В конце августа случился второй визит. Следовало бы сказать «Ильзе вернулась», но Пёклер сомневался. Как и прежде, появилась она одна, без уведомлений — подбежала к нему, поцеловала, назвала «Папи». Но…
Но, во-первых, волосы у нее стали определенно темно-русыми, и пострижены по-иному. Глаза удлинились, расположились иначе, кожа как-то потемнела. Похоже, и подросла на фут. Но в таком возрасте они вытягиваются за ночь, разве нет? Если это действительно «такой возраст»… Даже обнимая ее, Пёклер уже слышал извращенный шепот.
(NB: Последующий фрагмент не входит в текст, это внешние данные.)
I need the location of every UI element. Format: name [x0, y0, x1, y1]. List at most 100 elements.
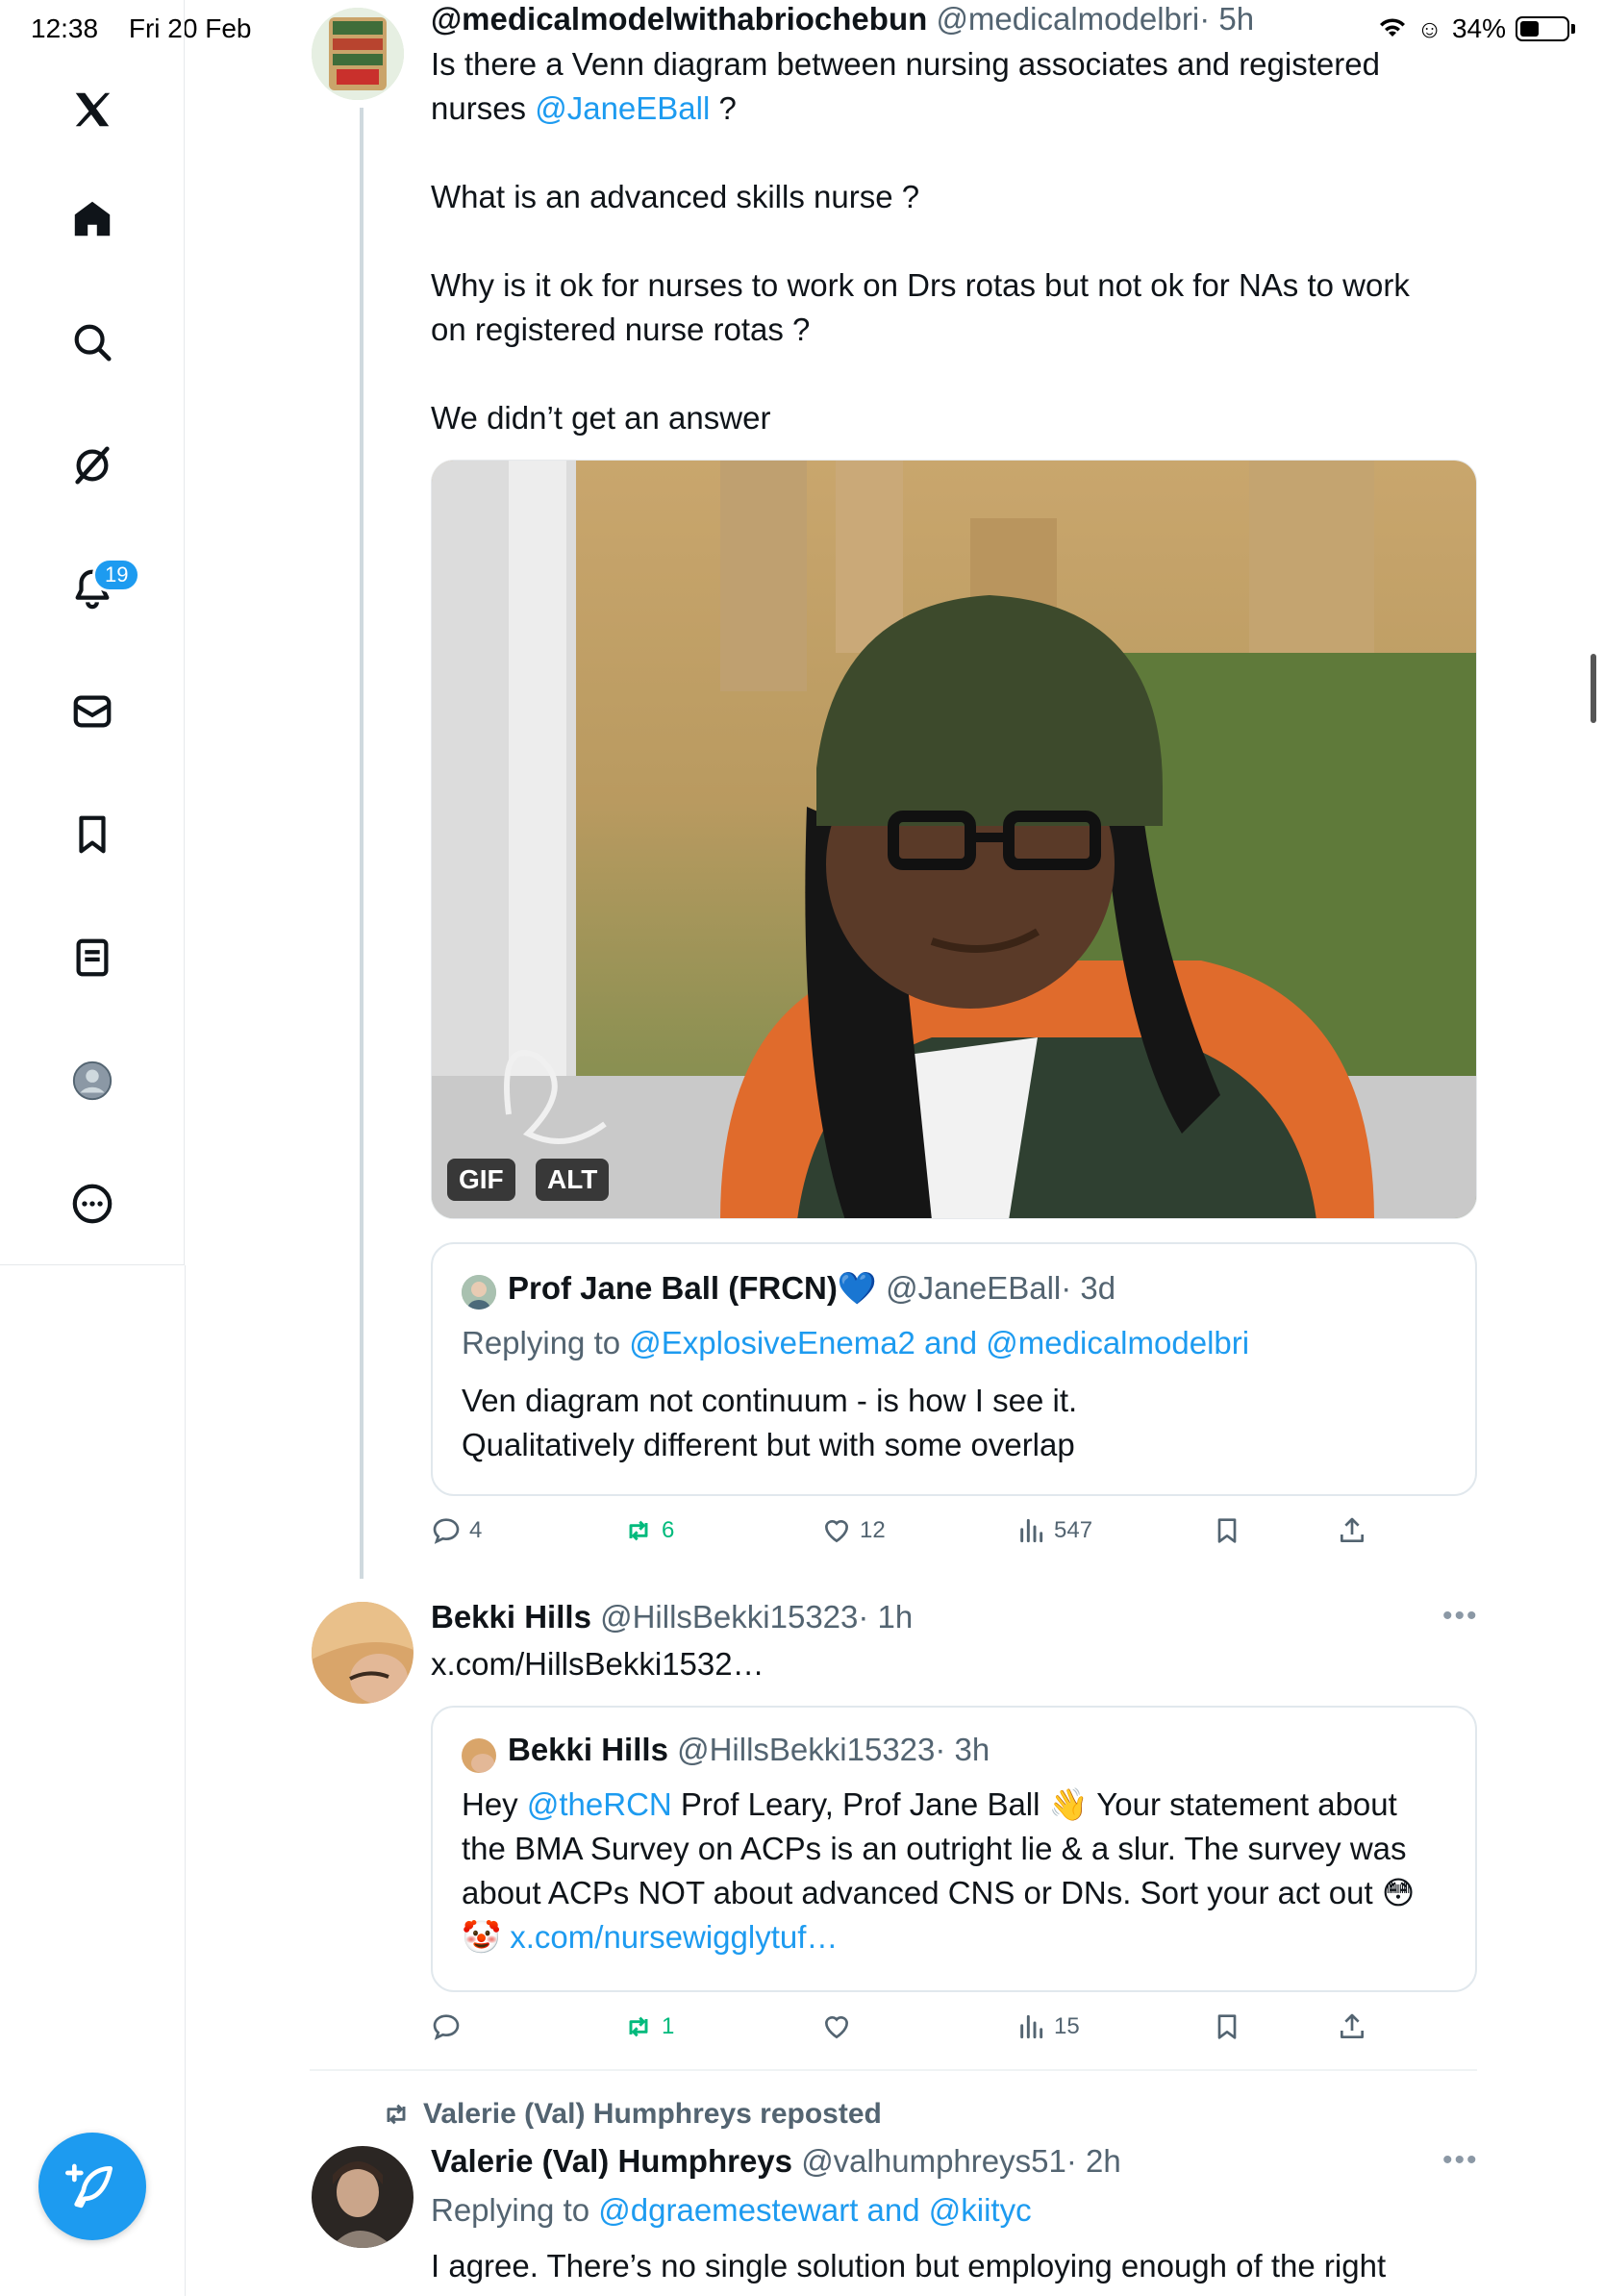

Та же самая? Или тебе отправили другого ребенка? Ну почему ты в прошлый раз не присмотрелся, Пёклер?
На сей раз он спросил, на сколько ей разрешат тут остаться.
— Мне скажут. А я попробую сказать тебе. — И будет ли у него время перекалиброваться: сначала белочка, мечтавшая жить на Луне, теперь вот это темное, длинноногое южное существо, чья неуклюжесть и нужда в папе так трогательны, так ясны даже Пёклеру на этой их второй (или же первой — или третьей?) встрече?
О Лени почти нет новостей. Их разлучили, сказала Ильзе, где-то зимой. Ходили слухи, что мать перевели в другой лагерь. Так-так. Подставить пешку, увести королеву: Вайссман ждет, как отреагирует Пёклер. Только теперь он зашел слишком далеко: Пёклер зашнуровал ботинки и достаточно спокойно отправился искать эсэсовца, зажал его в углу кабинета, разоблачил перед комиссией любезных смутных фигур из правительства, речь его убедительно завершилась тем, что он швырнул и доску, и фигуры прямо в морду Вайссману, пока тот надменно моргал… Пёклер порывист, да, бунтарь — но, генералдиректор, нам нужен этот его пыл, нужна эта честность…
Дитя внезапно бросилось к нему в объятья — снова его поцеловать. Просто так. Пёклер забыл свои беды и прижал ее к сердцу надолго, не говоря ни слова…
Но той ночью в каморке, когда с ее раскладушки только дыханье — никаких лунных желаний в этом году, — он не спал и разбирался: одна дочь одна самозванка? та же самая дочь дважды? две самозванки? Начал решать задачку по комбинаторике для третьего визита, для четвертого… У Вай-ссмана, у тех, кто стоит за ним, наготове тысячи таких детишек. По ходу лет они будут все привлекательней — и не влюбится ли Пёклер в одну из них, не достигнет ли она королевской горизонтали, не заменит ли королеву, потерянную, забытую Лени? Противник знал, что подозрения Пёклера всегда пересилят любой страх подлинного инцеста… Они могут придумывать новые правила, усложнять игру до бесконечности. Откуда взять такой гибкости Пёклеру, с его-то пустотой в ту ночь?
Kot — смешно же: разве не видел он ее под любым углом в их прежних городских комнатушках? Ее носили, она спала, плакала, ползала, смеялась, хотела есть. Часто он возвращался домой таким уставшим, что и до кровати добраться не мог, растягивался на полу, головой под деревянный столик, сворачивался калачиком, сломленный, даже не зная, удастся ли заснуть. В первый раз это заметив, Ильзе подползла к нему, уселась и долго на него глядела. Никогда не видела его в неподвижности, горизонтальным, с зажмуренными глазами… Он медленно откочевывал в сон. Ильзе наклонилась и укусила его за ногу, как кусала хлебные корки, сигареты, ботинки — все, что могло оказаться пищей… Я твой папа… Ты инертный и съедобный. Пёклер завопил и откатился. Ильзе заплакала. Он слишком устал — не до дисциплины. Дочку в конце концов успокоила Лени.